The function tree_free traverses the tree in post order to free tree memory in a "last allocated, first freed" fashion.

Deleting Nodes

Now you can build binary trees containing items of unknown type, search for a matching item, display the items, and free the memory for the entire tree. What happens if you need to extract an item from the tree, freeing memory for the node and leaving the remainder of the tree in a usable state? With the current definition of a node you can delete the node, but there is no easy way to link up the node's children. Another modification to the node structure type will simplify the solution.

In listing 4 a parent pointer is added to each node to bridge the gap created by the deleted node. An enumerated type tree_child describes the type of node in the process of being deleted. If the node you want to delete is the root node, and has children, the root of the entire tree will be changed so you must pass the address of the new root back to the caller. A tree_child value of NOT_CHILD is a node that is not a child node (the root of the tree), LEFT_CHILD is a left node and RIGHT_CHILD is a right node. These designations are temporary and only used by the deletion function tree_delete. If none of these condition applies, then an error must have occurred linking the nodes so the error code of LINK_ERROR is stored in the global error indicator t_error. In this case, the abstract data type should be considered corrupted and drastic action should be triggered.

Since C passes parameters by value, changes to this_node made inside the tree_delete function will disappear when the function goes out of scope. However if this_node is a right child and we change it indirectly by assigning this_node to temp and a value to temp->parent->right, this change will be effective external to the function. This method seems less error prone than using node pointer pointers (**this_node) and makes the source a little easier to follow.

The code for deleting a node that has both left and right children may look a little confusing. In English, the program appends the entire left subtree of the node to be deleted to the left-most extremity of its right subtree. The program then redirects the parent pointer of the left subtree to the node from which the left subtree now dangles. Then the program copies the parent pointer for the node to be deleted to its right child, spanning the "hole" that will be made by deleting the node. Now the target node can be deleted without disrupting the tree structure. If the deleted node was the root of the tree, this_node has the new root and is returned, otherwise root is returned to the caller.

Of course, now that the node data type has been modified, the functions that use it should be checked for side-effects. The tree_insert function must now link the parent pointers as it adds items to the tree. When memory for a new left or right child node is allocated, the parent pointer of that child of this_node must be set to this_node before this_node is given that child's address. In the case of a duplicate key, the parent pointer remains intact.

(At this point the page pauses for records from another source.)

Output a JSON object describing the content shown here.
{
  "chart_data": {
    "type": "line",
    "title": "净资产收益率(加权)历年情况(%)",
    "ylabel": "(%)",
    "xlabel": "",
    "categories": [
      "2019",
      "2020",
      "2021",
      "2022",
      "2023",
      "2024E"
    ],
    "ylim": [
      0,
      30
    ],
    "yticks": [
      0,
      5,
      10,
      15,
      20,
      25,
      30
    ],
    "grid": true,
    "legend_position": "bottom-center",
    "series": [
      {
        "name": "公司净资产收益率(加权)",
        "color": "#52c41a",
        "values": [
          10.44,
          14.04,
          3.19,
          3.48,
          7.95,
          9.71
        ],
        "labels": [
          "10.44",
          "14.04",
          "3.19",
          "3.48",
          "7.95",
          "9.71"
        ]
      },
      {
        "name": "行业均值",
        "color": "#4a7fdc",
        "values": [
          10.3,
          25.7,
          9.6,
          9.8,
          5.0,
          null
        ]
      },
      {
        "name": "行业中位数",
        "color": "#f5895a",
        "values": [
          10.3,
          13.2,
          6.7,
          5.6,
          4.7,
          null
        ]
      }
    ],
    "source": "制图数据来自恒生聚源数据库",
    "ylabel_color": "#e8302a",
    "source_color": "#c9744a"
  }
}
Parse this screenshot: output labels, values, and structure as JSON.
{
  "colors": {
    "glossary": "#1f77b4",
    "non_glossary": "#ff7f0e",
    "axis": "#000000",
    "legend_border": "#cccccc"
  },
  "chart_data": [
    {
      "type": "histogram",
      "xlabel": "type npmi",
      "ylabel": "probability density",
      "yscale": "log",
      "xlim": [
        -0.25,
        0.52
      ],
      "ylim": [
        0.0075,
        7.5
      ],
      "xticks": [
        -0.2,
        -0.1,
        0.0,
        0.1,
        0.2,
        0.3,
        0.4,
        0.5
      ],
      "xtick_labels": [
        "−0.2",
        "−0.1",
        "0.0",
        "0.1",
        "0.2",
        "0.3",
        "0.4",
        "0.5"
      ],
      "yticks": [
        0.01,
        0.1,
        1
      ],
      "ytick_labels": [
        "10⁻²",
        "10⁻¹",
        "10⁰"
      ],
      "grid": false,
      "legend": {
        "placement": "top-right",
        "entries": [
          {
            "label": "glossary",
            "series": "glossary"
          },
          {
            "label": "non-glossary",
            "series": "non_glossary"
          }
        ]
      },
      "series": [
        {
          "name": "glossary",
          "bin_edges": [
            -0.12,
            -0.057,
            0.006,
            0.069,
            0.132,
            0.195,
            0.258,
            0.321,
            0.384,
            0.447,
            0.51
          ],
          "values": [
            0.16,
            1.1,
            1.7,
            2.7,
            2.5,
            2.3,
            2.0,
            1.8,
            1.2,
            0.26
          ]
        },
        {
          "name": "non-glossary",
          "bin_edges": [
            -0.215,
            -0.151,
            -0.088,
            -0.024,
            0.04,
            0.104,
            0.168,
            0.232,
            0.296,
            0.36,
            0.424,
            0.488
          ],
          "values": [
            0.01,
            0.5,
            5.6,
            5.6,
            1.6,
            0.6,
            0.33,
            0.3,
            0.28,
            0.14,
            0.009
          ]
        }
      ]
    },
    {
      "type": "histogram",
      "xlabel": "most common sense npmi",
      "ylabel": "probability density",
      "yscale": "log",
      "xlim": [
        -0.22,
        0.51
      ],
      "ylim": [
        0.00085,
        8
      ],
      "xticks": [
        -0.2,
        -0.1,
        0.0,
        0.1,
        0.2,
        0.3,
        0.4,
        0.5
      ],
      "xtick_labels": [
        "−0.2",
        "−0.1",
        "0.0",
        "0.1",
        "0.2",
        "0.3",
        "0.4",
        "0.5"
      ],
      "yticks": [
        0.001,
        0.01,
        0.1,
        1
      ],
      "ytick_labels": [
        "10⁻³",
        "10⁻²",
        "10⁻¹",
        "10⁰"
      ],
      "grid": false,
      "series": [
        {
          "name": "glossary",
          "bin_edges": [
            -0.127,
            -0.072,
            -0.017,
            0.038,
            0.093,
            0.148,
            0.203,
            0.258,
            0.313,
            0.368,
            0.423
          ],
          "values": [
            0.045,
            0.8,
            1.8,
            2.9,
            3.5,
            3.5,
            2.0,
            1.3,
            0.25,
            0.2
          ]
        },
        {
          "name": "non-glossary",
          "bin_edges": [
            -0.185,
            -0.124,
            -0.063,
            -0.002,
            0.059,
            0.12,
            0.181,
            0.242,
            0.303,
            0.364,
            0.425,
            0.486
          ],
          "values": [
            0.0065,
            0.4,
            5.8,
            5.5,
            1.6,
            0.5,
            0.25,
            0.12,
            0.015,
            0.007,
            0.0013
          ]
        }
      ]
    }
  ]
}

This binary tree, though generic, is still fairly simple. No question of balance has yet been posed. If the tree is built from ordered data, it degenerates into a linked list, with every search beginning at the head of the list. In this particular implementation, advantage could be made of the fact that new data having a key already in the tree is handled by assigning the data to the node whose key is already in the tree. For instance, if you wished to build the tree from a disk file of ordered records, you could take a random sample of the records, sort it, use the center record for the root, rewind the file and simply process the input sequentially. In this way you could reduce the likelihood of the tree becoming a linear list. More complex insertion and deletion techniques are required to insure tree balance. One type of binary tree that guarantees near balance (meaning that the left subtree and right subtree of each node in the tree differ in the number of children by at most one node) is the AVL Tree.

Suggested Reading

Sedgewick, Robert. 1988. Algorithms. Addison-Wesley: Reading, MA.

Weiskamp, Keith, Namir Shammas, and Ron Pronk. 1989. Turbo Algorithms, A Programmer's Reference. Wiley: New York.